Secular democracy with its basis of popular sovereignty has yet to be challenged effectively, the modern day equivalent of the emperor with no clothes. Most western leaders believe that it is political heresy to even question the suitability of secular democracy believing in it’s absolute universality However as Pat Buchanan a prominent American commentator correctly observes, "democracy-worship suggests a childlike belief in the wisdom and goodness of the people." For instance a majority of Americans in the south in the nineteenth century supported slavery and a majority of the German people elected Hitler and if opinion polls are to be believed a majority support the draconian anti terrorism legislation that has been passed since 2001. America’s founding fathers no more trusted the people than they did absolute monarchs. Hence the need for multiple checks and balances, an electoral college, a Supreme Court, an elected Senate to watch over the House of Representatives and the veto power of a President. Thomas Jefferson made it very clear what he thought about leaving it to the people when he said, “Hear no more of trust in men, but rather bind them down from mischief with the chains of the constitution.” How can democracy with its central tenet of popular sovereignty be seriously considered by the Muslim world when the very founding fathers of the US constitution were so dismissive of it?
It is the height of cultural hubris that only the west’s chosen political system, secular democracy can build an effective society.
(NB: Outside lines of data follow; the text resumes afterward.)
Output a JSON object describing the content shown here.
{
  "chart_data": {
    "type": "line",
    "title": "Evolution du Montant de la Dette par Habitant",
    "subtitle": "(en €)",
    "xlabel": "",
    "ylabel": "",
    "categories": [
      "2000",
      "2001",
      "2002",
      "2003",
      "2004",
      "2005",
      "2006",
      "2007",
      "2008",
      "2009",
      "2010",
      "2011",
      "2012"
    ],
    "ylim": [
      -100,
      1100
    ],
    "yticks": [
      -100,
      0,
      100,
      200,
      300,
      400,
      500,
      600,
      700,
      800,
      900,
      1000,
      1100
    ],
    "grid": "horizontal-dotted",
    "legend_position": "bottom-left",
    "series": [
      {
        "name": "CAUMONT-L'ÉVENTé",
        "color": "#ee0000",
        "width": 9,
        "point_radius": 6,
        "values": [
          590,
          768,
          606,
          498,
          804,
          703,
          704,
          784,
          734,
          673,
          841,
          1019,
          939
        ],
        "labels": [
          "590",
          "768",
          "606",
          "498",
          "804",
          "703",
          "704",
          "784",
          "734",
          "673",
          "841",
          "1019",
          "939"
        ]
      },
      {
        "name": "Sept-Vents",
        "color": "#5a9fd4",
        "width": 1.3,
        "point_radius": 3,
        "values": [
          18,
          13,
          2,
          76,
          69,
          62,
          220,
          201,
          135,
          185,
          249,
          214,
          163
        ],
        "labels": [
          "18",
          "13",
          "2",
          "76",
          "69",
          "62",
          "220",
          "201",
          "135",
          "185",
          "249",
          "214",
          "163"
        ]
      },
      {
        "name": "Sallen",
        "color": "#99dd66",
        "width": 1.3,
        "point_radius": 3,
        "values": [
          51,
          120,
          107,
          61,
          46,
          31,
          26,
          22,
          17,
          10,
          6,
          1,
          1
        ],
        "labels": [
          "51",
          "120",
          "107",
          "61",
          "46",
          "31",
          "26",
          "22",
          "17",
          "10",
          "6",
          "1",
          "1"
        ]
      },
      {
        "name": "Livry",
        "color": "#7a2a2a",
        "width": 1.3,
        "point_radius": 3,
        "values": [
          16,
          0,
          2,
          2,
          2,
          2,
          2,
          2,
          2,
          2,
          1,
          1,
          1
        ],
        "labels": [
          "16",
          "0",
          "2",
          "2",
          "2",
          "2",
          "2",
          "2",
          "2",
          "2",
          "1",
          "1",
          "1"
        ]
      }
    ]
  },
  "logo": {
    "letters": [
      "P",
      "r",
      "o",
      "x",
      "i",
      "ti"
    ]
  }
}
This view also ignores completely the fact that the Islamic political system, the Caliphate also delivers a system that can bring representation, accountability, a rule of law and which redistributes wealth. Yet despite centuries of evidence of Islam’s effective rule, and the abundant realities of secular democracy’s failings, many in the west still prefer to believe the emperor’s naked body remains fully clothed.
What Georgia, Lebanon, Ukraine, Pakistan, Russia and numerous other cases show us, is that secular democracy is simply not up to the test.